Put the meat into your sausage stuffer and stuff it into the hog casings. Form links of about 10 inches, leaving at least a 4-inch "tail" of casing on one end, and about 6 inches on the other. You'll get about six long links. Tie off the short end the first link. Gently compress the meat in the casing. You'll see lots of air bubbles form. Use a needle or sausage pricker (Heat the tip of the needle over a flame until it glows; this sterilizes it.) and prick out all of the air pockets. Do this gradually and gently or you will rupture the casing. This takes some practice. When each link is nice and firm in the casing, tie off the second, longer end and tie off a loop so you can hang the link from an "s" hook or somesuch.
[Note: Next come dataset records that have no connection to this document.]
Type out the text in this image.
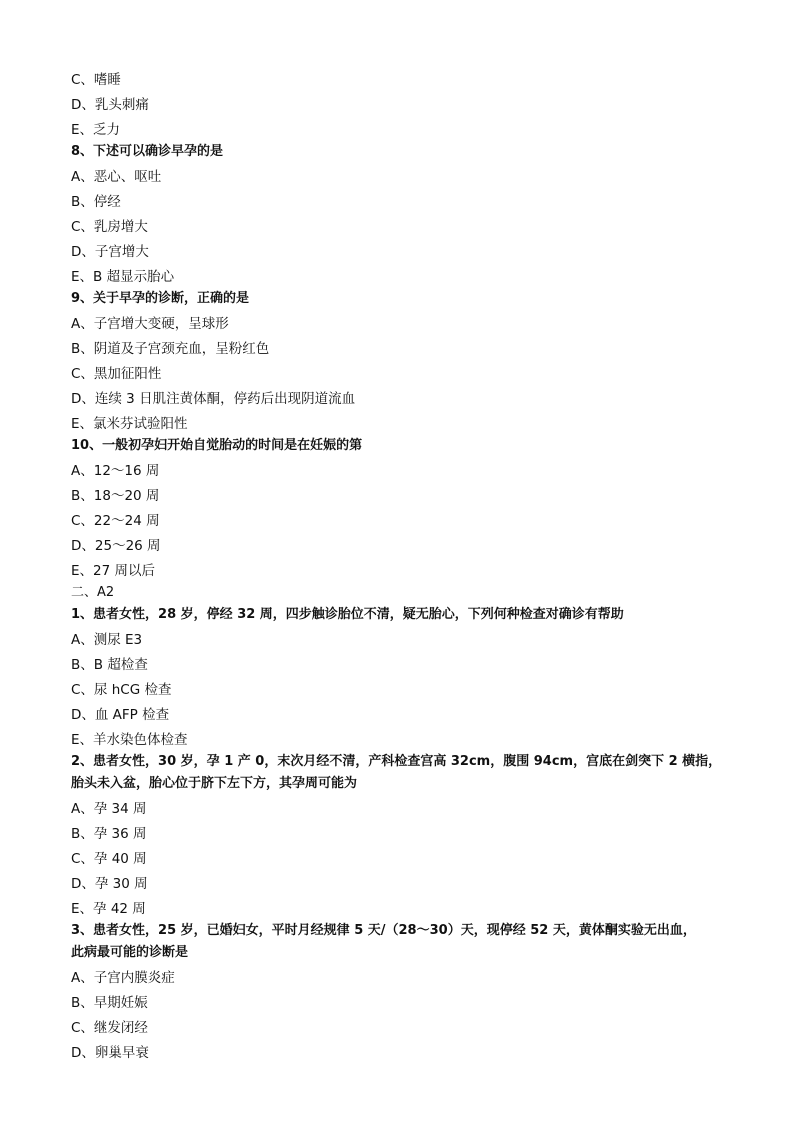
C、嗜睡
D、乳头刺痛
E、乏力
8、下述可以确诊早孕的是
A、恶心、呕吐
B、停经
C、乳房增大
D、子宫增大
E、B 超显示胎心
9、关于早孕的诊断，正确的是
A、子宫增大变硬，呈球形
B、阴道及子宫颈充血，呈粉红色
C、黑加征阳性
D、连续 3 日肌注黄体酮，停药后出现阴道流血
E、氯米芬试验阳性
10、一般初孕妇开始自觉胎动的时间是在妊娠的第
A、12～16 周
B、18～20 周
C、22～24 周
D、25～26 周
E、27 周以后
二、A2
1、患者女性，28 岁，停经 32 周，四步触诊胎位不清，疑无胎心，下列何种检查对确诊有帮助
A、测尿 E3
B、B 超检查
C、尿 hCG 检查
D、血 AFP 检查
E、羊水染色体检查
2、患者女性，30 岁，孕 1 产 0，末次月经不清，产科检查宫高 32cm，腹围 94cm，宫底在剑突下 2 横指，
胎头未入盆，胎心位于脐下左下方，其孕周可能为
A、孕 34 周
B、孕 36 周
C、孕 40 周
D、孕 30 周
E、孕 42 周
3、患者女性，25 岁，已婚妇女，平时月经规律 5 天/（28～30）天，现停经 52 天，黄体酮实验无出血，
此病最可能的诊断是
A、子宫内膜炎症
B、早期妊娠
C、继发闭经
D、卵巢早衰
Hang the links on a drying rack — a wooden clothes drying rack is excellent for this. Now you need to ferment the sausage. You will want to tent the hanging sausages with black plastic from some garbage bags (make sure they are not perfumed!), or some other plastic sheeting. If you have one, put a humidifier under the sausages. You really want them to stay moist. Let the sausages hang at 67°F to 80°F for at least 36 hours, and up to 48 hours. Every 6 to 8 hours, spritz them with a spray mister to keep them moist. This is the fermentation stage, the stage where the starter culture you are using defeats any bad bacteria in the sausage.
When the sausages are ready, hang them in your drying chamber. I use an old fridge with a temperature regulator and a humidifier in it. Hang the links between 50°F and 60°F at about 70 to 80 percent humidity for at least 3 weeks before eating. You can let them go as long as 2 months. They're ready when they've lost 30 percent of their original weight, or when they feel firm throughout. Store in the fridge, or vacuum sealed in the freezer.
Notes
Once you've made your salami, I vacuum seal it and keep it in the fridge, where it will last basically forever. At least a year, probably more.